Energy Technologies

Gasification

What Is Gasification?

Gasification is a process that uses heat, pressure, and steam to convert materials directly into gas. It has been in use for many years, and involves breaking down complex organic molecules and carbon, in both liquid and solid state, into simple gases.

Gasification is a thermal process but it is designed to produce a syn-gas as the main product, rather than the flue gas produced by a similar thermal process, combustion (i.e. incineration). The syn-gas consists largely of carbon dioxide and H2 and contains a large percentage of the inherent chemical energy of the input fuel.

Rather than treating waste in an oxygen-free environment, as is the case when waste is pyrolysed, gasification occurs in the presence of a controlled amount of air that is sufficient to allow only partial combustion of a small amount of the fuel input. The thermodynamics of the process are therefore very different from pyrolysis. Oxygen in the air aids the breakdown of the heavy organic compounds in the waste, thereby optimizing the yield of syn-gas. Most of the gases produced are flammable and are therefore generally used as fuel in processes or applications where such gases are required. When mixed with air, syn-gas can be used in gasoline or diesel engines with minimal modifications required to the engine.

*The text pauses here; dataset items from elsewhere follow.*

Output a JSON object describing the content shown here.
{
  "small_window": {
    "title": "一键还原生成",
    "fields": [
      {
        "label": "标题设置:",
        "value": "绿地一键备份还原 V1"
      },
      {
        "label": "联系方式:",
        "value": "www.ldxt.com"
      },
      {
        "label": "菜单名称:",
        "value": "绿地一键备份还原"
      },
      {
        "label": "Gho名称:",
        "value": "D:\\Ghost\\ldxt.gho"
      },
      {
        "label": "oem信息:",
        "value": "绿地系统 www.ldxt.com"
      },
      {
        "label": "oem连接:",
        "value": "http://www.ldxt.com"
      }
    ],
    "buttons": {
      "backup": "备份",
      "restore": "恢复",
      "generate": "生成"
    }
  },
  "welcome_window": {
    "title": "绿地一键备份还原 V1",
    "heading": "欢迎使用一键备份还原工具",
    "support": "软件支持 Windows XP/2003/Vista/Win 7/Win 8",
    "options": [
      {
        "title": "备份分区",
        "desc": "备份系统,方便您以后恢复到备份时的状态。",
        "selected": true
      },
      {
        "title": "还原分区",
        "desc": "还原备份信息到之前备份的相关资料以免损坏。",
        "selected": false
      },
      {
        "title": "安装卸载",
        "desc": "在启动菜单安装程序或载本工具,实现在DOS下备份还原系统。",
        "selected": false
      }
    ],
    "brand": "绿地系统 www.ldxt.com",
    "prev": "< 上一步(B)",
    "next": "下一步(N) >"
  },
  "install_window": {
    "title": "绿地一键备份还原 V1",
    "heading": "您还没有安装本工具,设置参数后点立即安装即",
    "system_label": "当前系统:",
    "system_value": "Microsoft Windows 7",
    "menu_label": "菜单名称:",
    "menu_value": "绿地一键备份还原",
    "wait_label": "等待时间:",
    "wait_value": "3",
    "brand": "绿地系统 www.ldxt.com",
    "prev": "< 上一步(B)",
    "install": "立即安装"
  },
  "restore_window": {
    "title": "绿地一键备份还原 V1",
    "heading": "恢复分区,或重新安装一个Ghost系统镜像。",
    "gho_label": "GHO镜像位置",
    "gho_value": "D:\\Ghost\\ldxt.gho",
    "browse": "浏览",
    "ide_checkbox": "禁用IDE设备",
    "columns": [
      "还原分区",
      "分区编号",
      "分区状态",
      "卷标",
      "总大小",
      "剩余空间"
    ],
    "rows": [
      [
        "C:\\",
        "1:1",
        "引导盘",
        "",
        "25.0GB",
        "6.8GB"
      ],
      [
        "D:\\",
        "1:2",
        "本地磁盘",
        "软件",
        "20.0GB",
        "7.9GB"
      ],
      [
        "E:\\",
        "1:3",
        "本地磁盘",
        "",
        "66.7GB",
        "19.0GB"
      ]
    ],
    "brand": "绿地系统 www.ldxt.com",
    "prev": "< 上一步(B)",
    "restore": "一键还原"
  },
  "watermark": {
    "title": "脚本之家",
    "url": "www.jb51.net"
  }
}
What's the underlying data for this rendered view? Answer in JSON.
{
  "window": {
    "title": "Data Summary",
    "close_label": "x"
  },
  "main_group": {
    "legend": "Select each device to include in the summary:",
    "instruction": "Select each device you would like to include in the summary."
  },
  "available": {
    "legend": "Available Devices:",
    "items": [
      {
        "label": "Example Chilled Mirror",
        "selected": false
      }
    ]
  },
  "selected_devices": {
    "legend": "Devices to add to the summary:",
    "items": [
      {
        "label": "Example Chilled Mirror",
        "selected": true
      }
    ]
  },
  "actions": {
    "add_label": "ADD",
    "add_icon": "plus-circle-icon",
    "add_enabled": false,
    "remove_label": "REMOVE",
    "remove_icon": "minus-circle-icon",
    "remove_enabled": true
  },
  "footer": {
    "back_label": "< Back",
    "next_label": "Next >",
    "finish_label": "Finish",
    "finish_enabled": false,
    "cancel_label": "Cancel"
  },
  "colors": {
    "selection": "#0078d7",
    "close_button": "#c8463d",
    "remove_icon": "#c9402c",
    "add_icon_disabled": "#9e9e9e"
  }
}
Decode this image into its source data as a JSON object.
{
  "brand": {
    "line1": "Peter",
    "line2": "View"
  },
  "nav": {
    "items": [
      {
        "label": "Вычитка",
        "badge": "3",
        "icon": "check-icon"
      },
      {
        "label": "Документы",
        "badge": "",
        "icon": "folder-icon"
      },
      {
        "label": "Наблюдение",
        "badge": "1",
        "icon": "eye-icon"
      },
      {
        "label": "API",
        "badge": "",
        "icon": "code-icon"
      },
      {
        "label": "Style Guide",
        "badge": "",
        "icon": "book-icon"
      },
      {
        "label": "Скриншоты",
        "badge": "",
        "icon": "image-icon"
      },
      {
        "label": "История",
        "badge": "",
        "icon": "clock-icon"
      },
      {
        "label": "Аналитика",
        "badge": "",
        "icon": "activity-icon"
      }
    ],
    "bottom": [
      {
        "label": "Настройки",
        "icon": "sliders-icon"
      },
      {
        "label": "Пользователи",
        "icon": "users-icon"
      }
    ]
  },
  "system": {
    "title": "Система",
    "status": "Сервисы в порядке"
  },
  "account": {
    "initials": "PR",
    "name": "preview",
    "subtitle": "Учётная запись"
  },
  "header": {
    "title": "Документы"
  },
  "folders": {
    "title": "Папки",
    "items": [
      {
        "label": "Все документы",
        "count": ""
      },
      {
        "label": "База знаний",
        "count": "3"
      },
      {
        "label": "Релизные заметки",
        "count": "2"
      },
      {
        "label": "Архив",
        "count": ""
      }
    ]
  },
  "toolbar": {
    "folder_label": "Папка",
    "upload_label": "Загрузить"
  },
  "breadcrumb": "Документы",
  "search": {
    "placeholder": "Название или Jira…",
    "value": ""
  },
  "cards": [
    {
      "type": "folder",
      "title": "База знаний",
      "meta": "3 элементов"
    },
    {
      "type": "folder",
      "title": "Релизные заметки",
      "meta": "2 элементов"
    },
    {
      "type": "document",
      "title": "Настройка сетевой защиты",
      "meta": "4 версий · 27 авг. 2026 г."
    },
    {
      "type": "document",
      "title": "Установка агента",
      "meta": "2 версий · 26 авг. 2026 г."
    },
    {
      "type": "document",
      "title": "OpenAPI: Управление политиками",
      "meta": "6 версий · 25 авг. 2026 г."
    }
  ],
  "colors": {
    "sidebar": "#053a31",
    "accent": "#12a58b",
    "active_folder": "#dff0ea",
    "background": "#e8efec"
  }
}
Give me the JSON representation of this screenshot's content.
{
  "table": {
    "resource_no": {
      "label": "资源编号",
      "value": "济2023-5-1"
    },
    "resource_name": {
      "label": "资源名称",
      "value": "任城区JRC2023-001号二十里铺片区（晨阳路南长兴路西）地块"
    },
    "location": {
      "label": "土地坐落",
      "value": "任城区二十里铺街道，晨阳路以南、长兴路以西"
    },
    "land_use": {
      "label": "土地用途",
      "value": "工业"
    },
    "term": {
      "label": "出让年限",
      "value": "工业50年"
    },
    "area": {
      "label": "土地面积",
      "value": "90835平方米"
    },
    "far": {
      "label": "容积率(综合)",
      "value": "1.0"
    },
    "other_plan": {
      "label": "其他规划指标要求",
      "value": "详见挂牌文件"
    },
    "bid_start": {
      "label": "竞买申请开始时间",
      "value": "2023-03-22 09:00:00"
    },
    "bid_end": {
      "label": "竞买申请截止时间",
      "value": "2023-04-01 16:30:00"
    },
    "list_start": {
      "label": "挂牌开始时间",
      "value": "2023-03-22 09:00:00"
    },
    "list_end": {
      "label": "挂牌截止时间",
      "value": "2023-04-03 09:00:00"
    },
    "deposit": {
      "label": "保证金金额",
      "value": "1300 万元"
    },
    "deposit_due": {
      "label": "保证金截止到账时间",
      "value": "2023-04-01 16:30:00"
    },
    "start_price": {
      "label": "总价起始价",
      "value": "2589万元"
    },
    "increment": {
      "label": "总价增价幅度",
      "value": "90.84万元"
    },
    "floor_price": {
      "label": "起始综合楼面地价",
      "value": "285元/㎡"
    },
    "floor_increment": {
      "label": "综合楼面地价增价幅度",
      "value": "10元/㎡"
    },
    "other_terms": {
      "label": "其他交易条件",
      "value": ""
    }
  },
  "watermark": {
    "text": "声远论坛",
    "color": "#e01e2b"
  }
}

Our gasification technologies differ in several technical aspects but rely on four key engineering factors:

• the gasification reactor atmosphere (level of oxygen or air content present during the process)
• reactor design
• internal/external heating ratio
• operating temperature

Typical raw materials used are coal, petroleum-based materials and organic materials. The feedstock is prepared and fed, in either dry or slurried form, into a sealed reactor chamber called a gasifier, where it is subjected to high heat, pressure, and either an oxygen-rich or oxygen-starved environment. Most commercial gasification technologies do not use oxygen, but all require an energy source to generate heat which starts the process.

Why are people turning to pyrolysis and gasification for waste treatment?

• Desire to recover valuable product and/or energy from wastes
• Operational difficulties and negative image of incineration
• Perception of new processes as "greener, high technology solutions"
• Constraints on land filling
• Helps meeting recycling targets
• Reduces greenhouse gas production - helps meet Kyoto Protocol targets
• Efforts of end users and suppliers wanting greener carbon content

Environmental Legislation

Klean's end products have important environmental advantages compared to traditional products, giving our fuels a significant edge as governments pass new and more stringent environmental legislation.

In 2006, the U.S. the Environmental Protection Agency (EPA) has reduced the allowable sulfur content of diesel fuel from 500 parts per million (ppm) to 15 ppm. The European Union has imposed new legislation that mandates a limit of 10 ppm. Under the definitions contained in the 1992 Energy Policy Act, these new fuels can be derived from synthetic gas from alternative feed stocks such as municipal solid waste, scrap tires and waste plastics are defined as alternative fuels.

Compliance with this new legislation will add to refining costs, raising diesel fuel prices. In addition, refineries are faced with the challenge that crude oil is generally getting heavier, making it harder and more expensive to raise to the new stringent standards. It is highly unlikely that these improvements in fuel quality can be achieved without using a technique such as blending zero sulfur diesels into the current crude based product mix.